Pour cette nouvelle carte blanche c’est Matthieu Ruard du site Courte-Focale.fr et de la chaine YouTube Anima de Guillaume Lasvigne, qui revient avec un sens aigu du détail, sur plusieurs souvenirs de cinéma marquants, faisant état d’une passion en perpétuelle évolution, en même tant qu’un témoignage intime sur l’exaltation et la curiosité que représente pour lui le 7ème art. 
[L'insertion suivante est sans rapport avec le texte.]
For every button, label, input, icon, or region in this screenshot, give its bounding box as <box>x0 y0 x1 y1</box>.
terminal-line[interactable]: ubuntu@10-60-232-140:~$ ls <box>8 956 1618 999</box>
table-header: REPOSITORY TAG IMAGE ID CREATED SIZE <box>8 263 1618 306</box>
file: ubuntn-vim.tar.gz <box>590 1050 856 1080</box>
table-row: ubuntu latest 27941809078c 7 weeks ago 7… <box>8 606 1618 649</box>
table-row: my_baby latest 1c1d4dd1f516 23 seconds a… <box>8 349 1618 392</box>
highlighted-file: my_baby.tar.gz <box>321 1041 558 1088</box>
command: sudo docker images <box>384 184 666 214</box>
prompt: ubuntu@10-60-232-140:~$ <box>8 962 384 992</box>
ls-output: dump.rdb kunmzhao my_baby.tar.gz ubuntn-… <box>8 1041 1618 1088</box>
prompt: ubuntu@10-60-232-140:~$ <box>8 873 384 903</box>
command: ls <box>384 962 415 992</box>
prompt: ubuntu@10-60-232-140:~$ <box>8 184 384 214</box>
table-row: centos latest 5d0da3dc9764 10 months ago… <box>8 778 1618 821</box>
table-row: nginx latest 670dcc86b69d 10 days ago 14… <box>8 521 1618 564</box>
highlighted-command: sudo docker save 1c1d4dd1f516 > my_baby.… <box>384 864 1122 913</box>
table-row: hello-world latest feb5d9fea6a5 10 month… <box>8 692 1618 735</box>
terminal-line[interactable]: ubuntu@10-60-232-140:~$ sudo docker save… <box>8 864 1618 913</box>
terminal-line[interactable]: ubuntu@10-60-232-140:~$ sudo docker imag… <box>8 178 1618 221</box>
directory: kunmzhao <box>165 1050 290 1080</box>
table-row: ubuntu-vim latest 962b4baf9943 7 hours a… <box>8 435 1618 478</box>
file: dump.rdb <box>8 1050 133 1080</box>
Pour citer un de mes films préférés : d’aussi loin que je me souvienne, j’ai toujours voulu être un cinéphile. Je ne me rappelle pas d’un temps où le cinéma n’était pas important à mes yeux. Certes, j’ai ce que je peux considérer comme des premiers grands souvenirs de cinéma comme la découverte à la télévision des Dents de la mer ou celle en salle de la version Disney de La Belle et La Bête. Mais ils ne constituent pas pour autant un point de départ. Avant ces films, j’étais déjà mordu par les images en mouvement. On peut même dire que j’étais foutu alors que je baignais encore dans le liquide amniotique. Pendant sa grossesse, ma mère s’est fait offrir une télévision et m’avouera avoir passé une grande partie de son temps devant. De ce fait, je me dois de constater que le cinéma m’a accompagné et m’accompagne encore dans mon développement personnel que ce soit pour le meilleur ou le pire. De manière générale, je me considère toutefois comme un cinéphile chanceux. Chaque génération de cinéphile argumentera qu’elle a vécu une période de rêve supérieure à celle des autres et je me garderai bien de leur contester. Mais au regard de mon propre parcours, je me dis que certaines évolutions sont arrivées au bon moment. Je peux dire que j’ai eu de la chance dès le départ. Non content de cocher toutes les cases du privilège blanc, il s’avère que j’ai eu des parents qui m’ont constamment mis en avant l’importance de la culture. Alors qu’on s’interroge aujourd’hui sur son caractère essentiel, on m’a implanté dès le départ qu’il fallait s’enrichir l’esprit. La démarche inculquée ne s’est heureusement pas faite sur un mode élitiste. Il s’agissait de s’instruire mais surtout de prendre du plaisir sans se limiter. A la maison, toute forme d’art méritait qu’on s’y intéresse et le cinéma en faisait logiquement partie. Cela a probablement posé les bases d’une certaine ouverture d’esprit même si en toute honnêteté, le 7ème art éclipsait tous les autres à mes yeux. Avec le recul, je me dis que c’est parce qu’il m’apparaissait comme la forme d’expression artistique la plus aboutie de l’époque. C’est un art qui combine le savoir de tous les autres en une forme de magie ultime. Avec le temps, le cinéma deviendra d’ailleurs ma porte d’entrée vers ses arts collègues.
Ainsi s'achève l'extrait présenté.